2. Ergänzender Schutz: Die Elementar- und Sachversicherung
Ein Stromausfall kann einen sekundären, physischen Schaden verursachen. Dieses ist Aufgabe der klassischen Sach- und Gebäudeversicherung.
a) Materialschäden: Wird durch den Stromausfall die Kühlkette unterbrochen, oder fallen sensible elektronische Geräte durch Temperaturschwankungen aus? Die Sachversicherung kann Schäden an Inventar und Maschinen abdecken, sofern diese Schäden durch die im Vertrag definierten Ursachen entstehen (z.B. Hagel, Überspannung durch Netzausfall).
b) Notstromaggregate und Generatoren: Die Versicherung muss klären, ob der Betriebsausfall erst *nach* dem Versagen des Generatorkraftwerks eintritt. Manchmal sind die Kosten für den Ersatz oder die Überprüfung von Notstromaggregaten selbst zu versichern, was einen Zusatzbaustein darstellt.
3. Das Management des Risikos: Prävention und Business Continuity Planning (BCP)
Die beste Versicherung kann einen rein finanziellen Schaden abdecken. Aber der beste Schutz ist ein ausgeklügeltes Risikomanagement. Im Jahr 2026 wird von Versicherungen immer stärker verlangt, dass der Versicherte nachweisen kann, dass er aktiv präventiv handelt.
- Notstrom-Backups: Investitionen in dezentrale Energiequellen (Solarpanels, Batteriespeicher) reduzieren die Abhängigkeit vom öffentlichen Netz und minimieren die Dauer des Ausfalls.
- Datenredundanz: Kritische Systeme müssen in Echtzeit auf externe, stromunabhängige Server gespiegelt werden, um Betriebsdaten zu erhalten.
- Einsatz eines BCP: Ein Business Continuity Plan ist ein schriftliches Verfahren, das detailliert beschreibt, wie die Kernfunktionen des Unternehmens bei einem Ausfall *über einen bestimmten Zeitraum* aufrechterhalten werden. Dies ist entscheidend für die Risikobewertung der Versicherer.
Die Fallstricke bei der Versicherungsprüfung: Was tun die Gutachter?
Versicherer nutzen immer mehr präventive Prüfungen (Due Diligence). Sie achten auf folgende Punkte, die zu einer potenziellen Lücke in der Deckung führen können:
- Die Kausalitätskette: Der Gutachter muss nachvollziehen können, dass der Schaden (der Betriebsverlust) *direkt* auf das versicherte Ereignis (z.B. Elementarschaden durch einen Sturm, der das Netz beschädigt) zurückzuführen ist.
- Die Ursachenklärende Dokumentation: Nach einem Ausfall muss jede einzelne Störung, jeder Mehraufwand und jeder verlorene Umsatz akribisch dokumentiert werden.

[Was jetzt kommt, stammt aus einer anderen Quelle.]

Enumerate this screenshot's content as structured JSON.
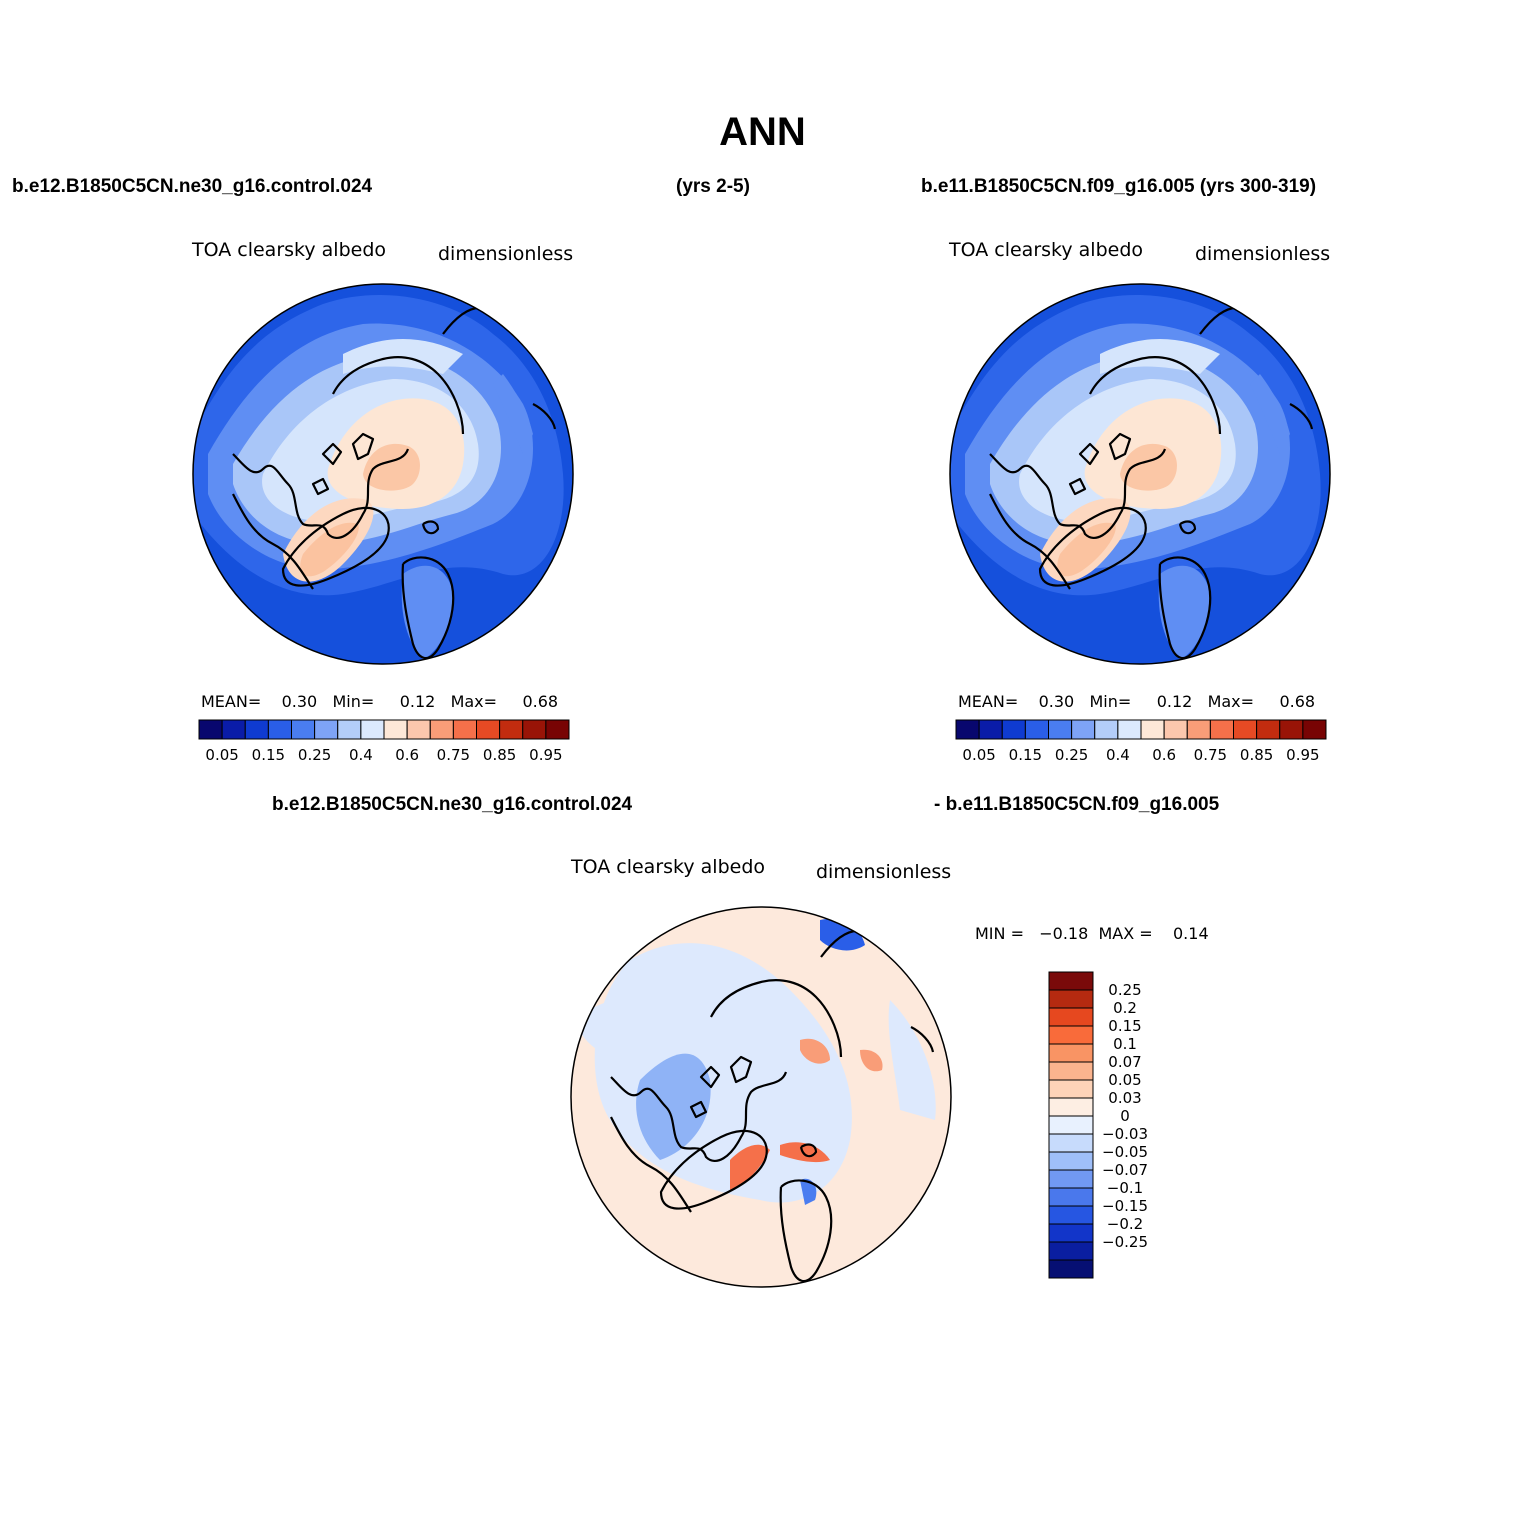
{
  "title": "ANN",
  "top_left_case": "b.e12.B1850C5CN.ne30_g16.control.024",
  "top_left_years": "(yrs 2-5)",
  "top_right_case": "b.e11.B1850C5CN.f09_g16.005 (yrs 300-319)",
  "bottom_case_a": "b.e12.B1850C5CN.ne30_g16.control.024",
  "bottom_case_b": "- b.e11.B1850C5CN.f09_g16.005",
  "panels": [
    {
      "variable": "TOA clearsky albedo",
      "units": "dimensionless",
      "stats": "MEAN=    0.30   Min=     0.12   Max=     0.68"
    },
    {
      "variable": "TOA clearsky albedo",
      "units": "dimensionless",
      "stats": "MEAN=    0.30   Min=     0.12   Max=     0.68"
    }
  ],
  "diff_panel": {
    "variable": "TOA clearsky albedo",
    "units": "dimensionless",
    "stats": "MIN =   −0.18  MAX =    0.14"
  },
  "colorbar_main": {
    "colors": [
      "#08076e",
      "#0a1ca8",
      "#0f3bd1",
      "#2a5ee8",
      "#4a7df0",
      "#7ea3f6",
      "#b3cdf9",
      "#dbe9fd",
      "#fde8d8",
      "#fcc7ad",
      "#f99d78",
      "#f5704a",
      "#e64a24",
      "#c22c0f",
      "#991407",
      "#780404"
    ],
    "tick_labels": [
      "0.05",
      "0.15",
      "0.25",
      "0.4",
      "0.6",
      "0.75",
      "0.85",
      "0.95"
    ]
  },
  "colorbar_diff": {
    "colors_top_to_bottom": [
      "#7a0a0a",
      "#b52a10",
      "#e6481f",
      "#f96b3a",
      "#f99464",
      "#fbb48e",
      "#fdd3b8",
      "#fdeee3",
      "#e8f1fe",
      "#c7dbfc",
      "#9fbff9",
      "#7199f3",
      "#4a78ec",
      "#2656e2",
      "#1235c9",
      "#0a1ea0",
      "#060f73"
    ],
    "tick_labels": [
      "0.25",
      "0.2",
      "0.15",
      "0.1",
      "0.07",
      "0.05",
      "0.03",
      "0",
      "−0.03",
      "−0.05",
      "−0.07",
      "−0.1",
      "−0.15",
      "−0.2",
      "−0.25"
    ]
  }
}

- Die Exkulpation (Ausschlüsse): Prüfen Sie minutiös die Ausschlüsse! Viele Policen schließen staatlich verordnete Einschränkungen oder manuelle Bedienfehler aus.

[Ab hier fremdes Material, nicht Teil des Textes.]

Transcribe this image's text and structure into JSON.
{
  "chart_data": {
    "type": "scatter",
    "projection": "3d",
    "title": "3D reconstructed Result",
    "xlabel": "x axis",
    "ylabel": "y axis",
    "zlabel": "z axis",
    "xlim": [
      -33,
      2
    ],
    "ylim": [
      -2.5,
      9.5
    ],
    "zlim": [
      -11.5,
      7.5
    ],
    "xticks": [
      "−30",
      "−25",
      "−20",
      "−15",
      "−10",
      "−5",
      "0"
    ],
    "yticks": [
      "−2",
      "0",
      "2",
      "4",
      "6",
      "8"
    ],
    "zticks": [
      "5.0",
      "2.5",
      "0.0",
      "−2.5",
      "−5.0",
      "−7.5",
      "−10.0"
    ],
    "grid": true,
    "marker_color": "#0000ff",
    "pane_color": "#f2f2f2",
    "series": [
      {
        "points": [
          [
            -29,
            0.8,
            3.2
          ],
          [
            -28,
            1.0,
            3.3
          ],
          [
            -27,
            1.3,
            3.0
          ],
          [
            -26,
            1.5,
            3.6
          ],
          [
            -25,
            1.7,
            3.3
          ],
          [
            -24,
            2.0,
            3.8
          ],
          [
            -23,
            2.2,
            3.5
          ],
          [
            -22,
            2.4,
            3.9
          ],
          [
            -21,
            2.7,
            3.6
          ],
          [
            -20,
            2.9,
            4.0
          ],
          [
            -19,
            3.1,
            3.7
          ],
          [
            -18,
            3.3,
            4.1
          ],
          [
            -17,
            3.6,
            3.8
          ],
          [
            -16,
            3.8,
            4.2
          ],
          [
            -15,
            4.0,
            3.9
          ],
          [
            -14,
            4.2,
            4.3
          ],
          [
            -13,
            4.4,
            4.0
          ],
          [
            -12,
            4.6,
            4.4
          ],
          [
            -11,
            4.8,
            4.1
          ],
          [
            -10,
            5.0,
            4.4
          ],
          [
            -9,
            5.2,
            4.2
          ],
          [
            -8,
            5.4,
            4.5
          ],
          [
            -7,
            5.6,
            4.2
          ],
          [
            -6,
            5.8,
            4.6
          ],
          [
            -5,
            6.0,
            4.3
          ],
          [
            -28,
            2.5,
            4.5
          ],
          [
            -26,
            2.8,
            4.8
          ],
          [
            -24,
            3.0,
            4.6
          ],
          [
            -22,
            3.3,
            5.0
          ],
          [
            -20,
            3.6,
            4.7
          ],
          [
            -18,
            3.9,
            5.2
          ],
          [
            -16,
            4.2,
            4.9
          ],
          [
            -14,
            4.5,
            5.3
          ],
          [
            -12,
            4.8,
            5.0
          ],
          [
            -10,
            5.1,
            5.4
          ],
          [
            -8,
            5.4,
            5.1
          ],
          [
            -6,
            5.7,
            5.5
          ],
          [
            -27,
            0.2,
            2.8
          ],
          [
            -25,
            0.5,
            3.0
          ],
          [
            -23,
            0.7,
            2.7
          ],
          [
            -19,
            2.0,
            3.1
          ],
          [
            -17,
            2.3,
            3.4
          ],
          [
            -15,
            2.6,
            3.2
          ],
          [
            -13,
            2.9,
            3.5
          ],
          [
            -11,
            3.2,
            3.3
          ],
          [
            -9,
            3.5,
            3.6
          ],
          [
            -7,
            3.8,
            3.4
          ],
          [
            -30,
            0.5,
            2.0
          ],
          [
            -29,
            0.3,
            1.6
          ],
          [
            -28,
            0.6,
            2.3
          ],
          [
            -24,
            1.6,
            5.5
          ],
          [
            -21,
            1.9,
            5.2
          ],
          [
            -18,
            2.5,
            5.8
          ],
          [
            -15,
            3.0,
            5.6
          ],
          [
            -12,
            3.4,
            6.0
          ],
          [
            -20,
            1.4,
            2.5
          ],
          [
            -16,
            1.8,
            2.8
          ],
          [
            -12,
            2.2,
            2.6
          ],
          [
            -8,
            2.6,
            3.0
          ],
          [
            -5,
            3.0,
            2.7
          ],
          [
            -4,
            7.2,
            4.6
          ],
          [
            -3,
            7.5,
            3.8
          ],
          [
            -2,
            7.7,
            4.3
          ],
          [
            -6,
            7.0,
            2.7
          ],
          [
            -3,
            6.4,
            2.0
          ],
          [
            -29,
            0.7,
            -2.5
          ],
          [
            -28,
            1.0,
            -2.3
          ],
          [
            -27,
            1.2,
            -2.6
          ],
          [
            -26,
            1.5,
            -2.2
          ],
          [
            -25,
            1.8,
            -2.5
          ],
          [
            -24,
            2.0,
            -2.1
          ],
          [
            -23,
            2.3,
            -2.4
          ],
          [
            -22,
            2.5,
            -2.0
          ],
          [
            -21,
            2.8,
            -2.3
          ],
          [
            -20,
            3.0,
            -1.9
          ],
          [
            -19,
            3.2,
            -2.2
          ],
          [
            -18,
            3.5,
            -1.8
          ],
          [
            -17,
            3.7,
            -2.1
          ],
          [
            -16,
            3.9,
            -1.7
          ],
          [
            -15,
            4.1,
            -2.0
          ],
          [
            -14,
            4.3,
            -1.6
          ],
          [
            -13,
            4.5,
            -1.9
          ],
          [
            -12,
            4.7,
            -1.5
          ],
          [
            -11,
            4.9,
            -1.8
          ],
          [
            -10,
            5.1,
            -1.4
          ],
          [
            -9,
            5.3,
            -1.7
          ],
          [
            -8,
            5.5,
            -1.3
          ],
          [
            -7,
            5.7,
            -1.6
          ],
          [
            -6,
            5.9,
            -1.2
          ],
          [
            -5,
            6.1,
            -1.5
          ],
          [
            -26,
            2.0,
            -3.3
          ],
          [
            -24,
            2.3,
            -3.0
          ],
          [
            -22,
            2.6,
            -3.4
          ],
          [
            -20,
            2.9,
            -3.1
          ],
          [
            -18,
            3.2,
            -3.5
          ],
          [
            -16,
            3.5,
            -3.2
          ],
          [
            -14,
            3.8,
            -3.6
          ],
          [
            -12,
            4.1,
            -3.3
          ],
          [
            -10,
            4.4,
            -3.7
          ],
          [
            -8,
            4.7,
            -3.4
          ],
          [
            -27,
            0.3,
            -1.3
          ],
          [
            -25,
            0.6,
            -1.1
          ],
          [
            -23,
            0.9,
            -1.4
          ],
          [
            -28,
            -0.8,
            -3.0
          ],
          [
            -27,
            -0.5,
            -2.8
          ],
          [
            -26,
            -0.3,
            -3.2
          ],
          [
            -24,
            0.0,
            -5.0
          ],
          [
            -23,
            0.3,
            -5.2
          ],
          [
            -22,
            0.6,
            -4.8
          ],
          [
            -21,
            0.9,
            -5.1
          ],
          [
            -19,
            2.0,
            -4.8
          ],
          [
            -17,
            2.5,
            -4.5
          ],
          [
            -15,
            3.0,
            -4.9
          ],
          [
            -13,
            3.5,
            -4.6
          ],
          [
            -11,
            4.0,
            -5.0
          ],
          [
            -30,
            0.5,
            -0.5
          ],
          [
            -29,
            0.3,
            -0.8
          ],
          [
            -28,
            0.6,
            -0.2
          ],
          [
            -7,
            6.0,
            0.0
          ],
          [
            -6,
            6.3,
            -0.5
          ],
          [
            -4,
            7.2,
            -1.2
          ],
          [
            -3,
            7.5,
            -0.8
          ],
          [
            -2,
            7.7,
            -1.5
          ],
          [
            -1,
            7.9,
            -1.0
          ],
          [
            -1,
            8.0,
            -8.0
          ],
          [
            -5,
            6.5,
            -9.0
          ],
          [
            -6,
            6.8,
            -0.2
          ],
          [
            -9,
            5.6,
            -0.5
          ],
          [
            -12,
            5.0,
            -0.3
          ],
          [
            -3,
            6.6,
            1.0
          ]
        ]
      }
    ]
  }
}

Pro-Tipp des Experten: Bevor ein grosses Problem eintritt, verlangen Sie eine Risikobewertung durch einen unabhängigen Experten, der die lokalen Netzstabilitätsprognosen und die Wetterrisiken für Ihre Region in den Vertrag einbezieht. Verhandeln Sie *spezifische* Klauseln für die regional vorherrschenden Gefahren (z.B. „Erhöhte Deckung für Überspannungsschäden nach lokalen Netzschwankungen“).